Both Murdoch and McGuire expressed some of the same concerns as Hinton, but their tone was decidedly less alarmist. Murdoch stressed that DeepMind wanted “safe, ethical and inclusive” AI, and pointed to expert consultations and educational investments as evidence. The executive insists he is open to regulation, but only as long as it allows “amazing breakthroughs.” In turn, McGuire said Roblox always launched generative AI tools with content moderation, relied on diverse data sets and practiced transparency.
Some hope for the future
Despite the headlines summarizing his recent comments, Hinton’s overall enthusiasm for AI hasn’t been dampened after leaving Google. If he hadn’t quit, he was certain he would be working on multi-modal AI models where vision, language and other cues help inform decisions. “Small children don’t just learn from language alone,” he said, suggesting that machines could do the same. As worried as he is about the dangers of AI, he believes it could ultimately do anything a human could and was already demonstrating “little bits of reasoning.” GPT-4 can adapt itself to solve more difficult puzzles, for instance.
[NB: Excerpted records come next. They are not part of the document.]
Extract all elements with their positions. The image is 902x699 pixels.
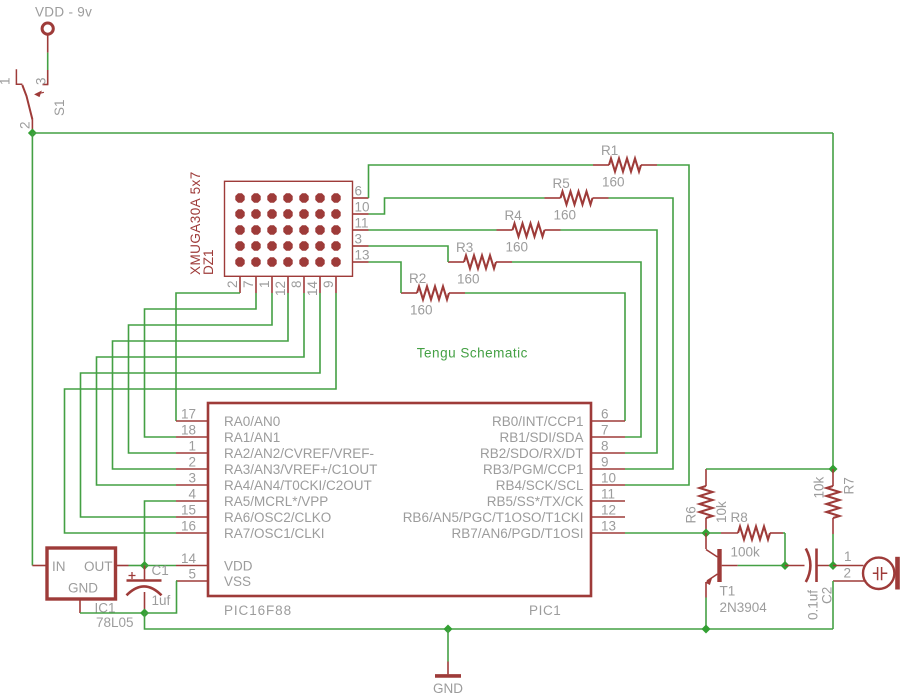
PIC1 pin 6 RB0/INT/CCP1 <box>492 407 625 430</box>
switch S1 pin 2 <box>31 120 33 132</box>
switch S1 actuator arrow <box>35 92 44 97</box>
svg-text:R5: R5 <box>553 176 570 191</box>
label R8 <box>731 510 748 525</box>
svg-text:2N3904: 2N3904 <box>720 600 768 615</box>
svg-text:15: 15 <box>181 503 196 518</box>
label R6 <box>684 506 699 523</box>
DZ1 pin 6 <box>353 184 369 199</box>
svg-text:T1: T1 <box>720 584 736 599</box>
svg-text:OUT: OUT <box>84 559 113 574</box>
title Tengu Schematic <box>417 346 528 361</box>
svg-text:10: 10 <box>355 200 370 215</box>
DZ1 pin 9 <box>321 276 336 293</box>
svg-text:160: 160 <box>602 175 625 190</box>
PIC1 pin 1 RA2/AN2/CVREF/VREF- <box>176 439 374 462</box>
PIC1 pin 3 RA4/AN4/T0CKI/C2OUT <box>176 471 372 494</box>
PIC1 pin 2 RA3/AN3/VREF+/C1OUT <box>176 455 377 478</box>
svg-text:2: 2 <box>844 566 852 581</box>
wire supply to switch pin 3 <box>47 35 49 71</box>
value 160 (R2) <box>410 303 433 318</box>
PIC1 pin 18 RA1/AN1 <box>176 423 280 446</box>
svg-text:PIC1: PIC1 <box>529 603 561 618</box>
svg-text:4: 4 <box>188 487 196 502</box>
svg-text:R3: R3 <box>456 240 473 255</box>
LED matrix DZ1 dots <box>235 193 340 266</box>
IC1 text IN <box>52 559 66 574</box>
PIC1 pin 15 RA6/OSC2/CLKO <box>176 503 331 526</box>
IC1 pin OUT <box>116 565 145 567</box>
svg-text:R1: R1 <box>601 143 618 158</box>
junction R7 top node <box>829 465 838 474</box>
PIC1 pin 11 RB5/SS*/TX/CK <box>487 487 625 510</box>
resistor R8 100k <box>706 527 785 566</box>
svg-text:9: 9 <box>601 455 609 470</box>
wire 9V rail down to R7 node <box>832 133 834 469</box>
junction switch output node <box>28 129 37 138</box>
wire R5 to PIC pin 9 <box>609 198 674 469</box>
PIC1 pin 10 RB4/SCK/SCL <box>496 471 625 494</box>
PIC1 pin 5 VSS <box>176 567 251 590</box>
value 10k (R6) <box>714 501 729 523</box>
value 160 (R3) <box>457 272 480 287</box>
value 160 (R1) <box>602 175 625 190</box>
svg-text:160: 160 <box>457 272 480 287</box>
value 78L05 <box>96 615 134 630</box>
value 10k (R7) <box>812 476 827 498</box>
svg-text:78L05: 78L05 <box>96 615 134 630</box>
switch S1 lever <box>22 85 32 120</box>
PIC1 pin 7 RB1/SDI/SDA <box>499 423 625 446</box>
wire DZ1 pin14 to RA6 <box>81 293 321 517</box>
PIC1 pin 14 VDD <box>176 551 253 574</box>
svg-text:12: 12 <box>601 503 616 518</box>
microphone MIC electret <box>863 557 900 590</box>
wire R3 to PIC pin 7 <box>512 262 641 437</box>
mic pin 1 <box>833 549 864 566</box>
PIC1 pin 9 RB3/PGM/CCP1 <box>483 455 625 478</box>
svg-text:16: 16 <box>181 519 196 534</box>
svg-text:9: 9 <box>321 280 336 288</box>
label R4 <box>505 208 523 223</box>
svg-text:1: 1 <box>844 549 852 564</box>
resistor R5 160 <box>545 192 609 205</box>
svg-text:GND: GND <box>68 581 98 596</box>
svg-text:VDD - 9v: VDD - 9v <box>35 5 92 20</box>
svg-text:RA7/OSC1/CLKI: RA7/OSC1/CLKI <box>224 526 325 541</box>
wire DZ1 pin12 to RA3 <box>113 293 289 469</box>
svg-text:14: 14 <box>181 551 197 566</box>
label PIC1 <box>529 603 561 618</box>
svg-text:RA0/AN0: RA0/AN0 <box>224 414 280 429</box>
pin label 3 <box>34 77 49 85</box>
label IC1 <box>95 601 116 616</box>
svg-text:R6: R6 <box>684 506 699 523</box>
junction ground at GND symbol <box>444 625 453 634</box>
wire RA5/MCLR to VDD node <box>145 501 177 566</box>
svg-text:RA4/AN4/T0CKI/C2OUT: RA4/AN4/T0CKI/C2OUT <box>224 478 372 493</box>
wire T1 base to C2 node <box>738 565 785 567</box>
DZ1 pin 14 <box>305 276 320 296</box>
label XMUGA30A 5x7 <box>188 171 203 275</box>
pin label 2 <box>18 121 33 129</box>
svg-text:VDD: VDD <box>224 559 253 574</box>
svg-text:18: 18 <box>181 423 196 438</box>
svg-text:RB7/AN6/PGD/T1OSI: RB7/AN6/PGD/T1OSI <box>451 526 583 541</box>
wire ground rail <box>145 613 834 629</box>
junction T1 emitter to ground rail <box>702 625 711 634</box>
wire PIC pin13 to R6 node <box>625 532 706 534</box>
label R5 <box>553 176 570 191</box>
value 160 (R5) <box>554 208 577 223</box>
svg-text:RB6/AN5/PGC/T1OSO/T1CKI: RB6/AN5/PGC/T1OSO/T1CKI <box>403 510 584 525</box>
label C1 <box>152 563 169 578</box>
svg-text:0.1uf: 0.1uf <box>806 590 821 620</box>
svg-text:S1: S1 <box>52 99 67 116</box>
pin label 1 <box>0 77 13 85</box>
svg-text:R8: R8 <box>731 510 748 525</box>
PIC1 pin 4 RA5/MCRL*/VPP <box>176 487 328 510</box>
svg-text:VSS: VSS <box>224 574 251 589</box>
label R2 <box>409 271 426 286</box>
svg-text:RB0/INT/CCP1: RB0/INT/CCP1 <box>492 414 584 429</box>
ground symbol GND <box>435 629 461 676</box>
svg-text:RB5/SS*/TX/CK: RB5/SS*/TX/CK <box>487 494 584 509</box>
svg-text:12: 12 <box>273 281 288 296</box>
DZ1 pin 2 <box>225 276 240 293</box>
IC1 text OUT <box>84 559 113 574</box>
label PIC16F88 <box>224 603 292 618</box>
svg-text:C1: C1 <box>152 563 169 578</box>
svg-text:11: 11 <box>355 216 369 231</box>
wire DZ1 pin7 to RA1 <box>145 293 257 437</box>
wire DZ1 pin6 to R1 <box>369 165 594 198</box>
svg-text:100k: 100k <box>731 545 761 560</box>
svg-text:10k: 10k <box>714 501 729 523</box>
mic pin 2 <box>833 566 866 582</box>
PIC1 pin 16 RA7/OSC1/CLKI <box>176 519 325 542</box>
op-amp U1 PIC16F88 IC box (PIC1) <box>208 403 591 596</box>
svg-text:1uf: 1uf <box>152 593 171 608</box>
resistor R3 160 <box>448 256 512 269</box>
capacitor C1 polarized <box>127 566 162 614</box>
svg-text:17: 17 <box>181 407 196 422</box>
value 160 (R4) <box>506 240 529 255</box>
svg-text:11: 11 <box>601 487 615 502</box>
transistor T1 2N3904 <box>705 533 738 629</box>
svg-text:RA1/AN1: RA1/AN1 <box>224 430 280 445</box>
PIC1 pin 8 RB2/SDO/RX/DT <box>480 439 625 462</box>
IC1 pin IN <box>32 565 47 567</box>
PIC1 pin 12 RB6/AN5/PGC/T1OSO/T1CKI <box>403 503 625 526</box>
switch S1 pin 3 <box>43 70 49 85</box>
junction VDD node at C1+ <box>140 561 149 570</box>
label VDD - 9v <box>35 5 92 20</box>
wire C1- to PIC VSS <box>145 581 177 613</box>
svg-text:PIC16F88: PIC16F88 <box>224 603 292 618</box>
svg-text:7: 7 <box>241 280 256 288</box>
wire R1 to PIC pin 10 <box>625 165 689 485</box>
label T1 <box>720 584 736 599</box>
svg-text:8: 8 <box>601 439 609 454</box>
svg-text:RA6/OSC2/CLKO: RA6/OSC2/CLKO <box>224 510 331 525</box>
IC1 text GND <box>68 581 98 596</box>
junction GND node at C1- <box>140 609 149 618</box>
svg-text:1: 1 <box>257 280 272 288</box>
resistor R7 10k <box>827 469 840 566</box>
label S1 <box>52 99 67 116</box>
resistor R2 160 <box>401 287 465 300</box>
capacitor C2 0.1uf <box>785 549 833 583</box>
svg-text:1: 1 <box>188 439 196 454</box>
svg-text:160: 160 <box>506 240 529 255</box>
svg-text:2: 2 <box>188 455 196 470</box>
svg-text:R2: R2 <box>409 271 426 286</box>
resistor R4 160 <box>497 224 561 237</box>
svg-text:10: 10 <box>601 471 616 486</box>
svg-text:1: 1 <box>0 77 13 85</box>
svg-text:R7: R7 <box>842 477 857 494</box>
resistor R6 10k <box>700 469 713 533</box>
svg-text:13: 13 <box>355 248 370 263</box>
svg-text:6: 6 <box>601 407 609 422</box>
label R1 <box>601 143 618 158</box>
DZ1 pin 3 <box>353 232 369 247</box>
svg-text:GND: GND <box>433 681 463 696</box>
wire DZ1 pin2 to RA0 <box>176 293 240 421</box>
svg-text:3: 3 <box>34 77 49 85</box>
svg-text:RA2/AN2/CVREF/VREF-: RA2/AN2/CVREF/VREF- <box>224 446 374 461</box>
DZ1 pin 8 <box>289 276 304 293</box>
svg-text:IN: IN <box>52 559 66 574</box>
PIC1 pin 17 RA0/AN0 <box>176 407 280 430</box>
wire R6 top to R7 node <box>706 468 833 470</box>
label R3 <box>456 240 473 255</box>
DZ1 pin 13 <box>353 248 370 263</box>
svg-text:3: 3 <box>355 232 363 247</box>
svg-text:R4: R4 <box>505 208 523 223</box>
svg-text:2: 2 <box>225 280 240 288</box>
label C2 <box>820 587 835 604</box>
label R7 <box>842 477 857 494</box>
label DZ1 <box>201 249 216 275</box>
svg-text:160: 160 <box>554 208 577 223</box>
svg-text:DZ1: DZ1 <box>201 249 216 275</box>
wire R4 to PIC pin 8 <box>561 230 658 453</box>
svg-text:160: 160 <box>410 303 433 318</box>
svg-text:14: 14 <box>305 280 320 296</box>
value 0.1uf <box>806 590 821 620</box>
svg-text:Tengu Schematic: Tengu Schematic <box>417 346 528 361</box>
resistor R1 160 <box>593 159 657 172</box>
svg-text:5: 5 <box>188 567 196 582</box>
DZ1 pin 1 <box>257 276 272 293</box>
svg-text:RB1/SDI/SDA: RB1/SDI/SDA <box>499 430 583 445</box>
IC1 pin GND <box>80 599 145 613</box>
junction R6 bottom / R8 / T1 collector node <box>702 529 711 538</box>
svg-text:2: 2 <box>18 121 33 129</box>
wire R2 to PIC pin 6 <box>465 293 625 421</box>
wire DZ1 pin13 to R2 <box>369 262 402 293</box>
DZ1 pin 7 <box>241 276 256 293</box>
svg-text:RB4/SCK/SCL: RB4/SCK/SCL <box>496 478 584 493</box>
junction T1 base / C2 / R8 node <box>781 561 790 570</box>
svg-text:RB3/PGM/CCP1: RB3/PGM/CCP1 <box>483 462 584 477</box>
wire VDD node to PIC VDD pin <box>145 565 177 567</box>
switch S1 pin 1 contact <box>16 69 22 84</box>
svg-text:13: 13 <box>601 519 616 534</box>
LED matrix DZ1 box <box>225 181 353 276</box>
power flag VDD-9v circle <box>42 23 53 34</box>
wire DZ1 pin11 to R4 <box>369 229 497 231</box>
wire DZ1 pin1 to RA2 <box>129 293 273 453</box>
svg-text:RB2/SDO/RX/DT: RB2/SDO/RX/DT <box>480 446 584 461</box>
wire DZ1 pin10 to R5 <box>369 198 545 214</box>
label GND <box>433 681 463 696</box>
svg-text:6: 6 <box>355 184 363 199</box>
wire DZ1 pin9 to RA7 <box>65 293 337 533</box>
value 1uf <box>152 593 171 608</box>
PIC1 pin 13 RB7/AN6/PGD/T1OSI <box>451 519 625 542</box>
wire mic pin2 to ground rail <box>832 581 834 629</box>
svg-text:8: 8 <box>289 280 304 288</box>
junction C2 / mic pin1 / R7 bottom node <box>829 561 838 570</box>
wire DZ1 pin8 to RA4 <box>97 293 305 485</box>
svg-text:3: 3 <box>188 471 196 486</box>
voltage regulator IC1 78L05 box <box>47 548 116 599</box>
wire DZ1 pin3 to R3 <box>369 246 449 262</box>
DZ1 pin 10 <box>353 200 370 215</box>
wire 9V down left side to IC1 IN <box>31 133 33 566</box>
value 2N3904 <box>720 600 768 615</box>
wire 9V top rail <box>32 132 833 134</box>
DZ1 pin 12 <box>273 276 288 296</box>
DZ1 pin 11 <box>353 216 369 231</box>
svg-text:RA3/AN3/VREF+/C1OUT: RA3/AN3/VREF+/C1OUT <box>224 462 377 477</box>
svg-text:7: 7 <box>601 423 609 438</box>
svg-text:10k: 10k <box>812 476 827 498</box>
value 100k <box>731 545 761 560</box>
svg-text:RA5/MCRL*/VPP: RA5/MCRL*/VPP <box>224 494 328 509</box>
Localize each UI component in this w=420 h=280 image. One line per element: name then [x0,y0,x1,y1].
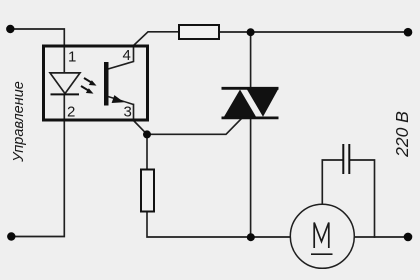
svg-text:Управление: Управление [11,81,27,163]
svg-text:1: 1 [68,49,76,66]
svg-text:2: 2 [67,104,75,121]
svg-text:3: 3 [124,104,132,121]
svg-text:220 В: 220 В [392,111,412,158]
svg-text:4: 4 [123,47,131,64]
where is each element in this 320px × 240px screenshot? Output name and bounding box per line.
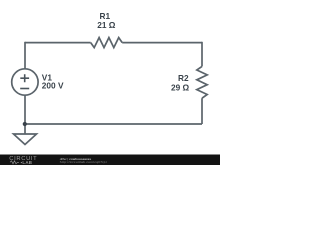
svg-text:29 Ω: 29 Ω [171, 82, 190, 92]
wire: right vertical upper segment (corner to R2 top) [201, 42, 203, 67]
junction node dot [23, 122, 27, 126]
svg-text:200 V: 200 V [42, 80, 64, 90]
resistor R1 zigzag [91, 38, 123, 48]
svg-text:21 Ω: 21 Ω [97, 20, 116, 30]
wire: top-right horizontal segment (R1 right lead to top-right corner) [122, 42, 202, 44]
wire: left vertical upper segment (node A down to V1 top) [24, 42, 26, 70]
wire: bottom horizontal segment (bottom-right corner to node B) [25, 123, 202, 125]
svg-text:R2: R2 [178, 73, 189, 83]
CircuitLab logo waveform and LAB [10, 161, 19, 164]
wire: top-left horizontal segment (node A to R1 left lead) [25, 42, 91, 44]
voltage source V1 circle [12, 69, 38, 95]
V1 minus sign [20, 88, 29, 90]
resistor R2 zigzag [197, 66, 207, 98]
watermark bar background [0, 155, 220, 166]
svg-text:▪LAB: ▪LAB [21, 160, 33, 165]
wire: right vertical lower segment (R2 bottom to bottom-right corner) [201, 98, 203, 124]
V1 plus sign [20, 74, 29, 82]
wire: left vertical lower segment (V1 bottom to ground stub) [24, 95, 26, 134]
ground symbol [14, 134, 37, 145]
svg-text:http://circuitlab.com/cqll7rpr: http://circuitlab.com/cqll7rpr [60, 160, 107, 164]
Hinton acknowledges that his Collision talk didn’t say much about the good uses of AI, such as fighting climate change. The advancement of AI technology was likely healthy, even if it was still important to worry about the implications. And Hinton freely admitted that his enthusiasm hasn’t dampened despite looming ethical and moral problems. “I love this stuff,” he said. “How can you not love making intelligent things?”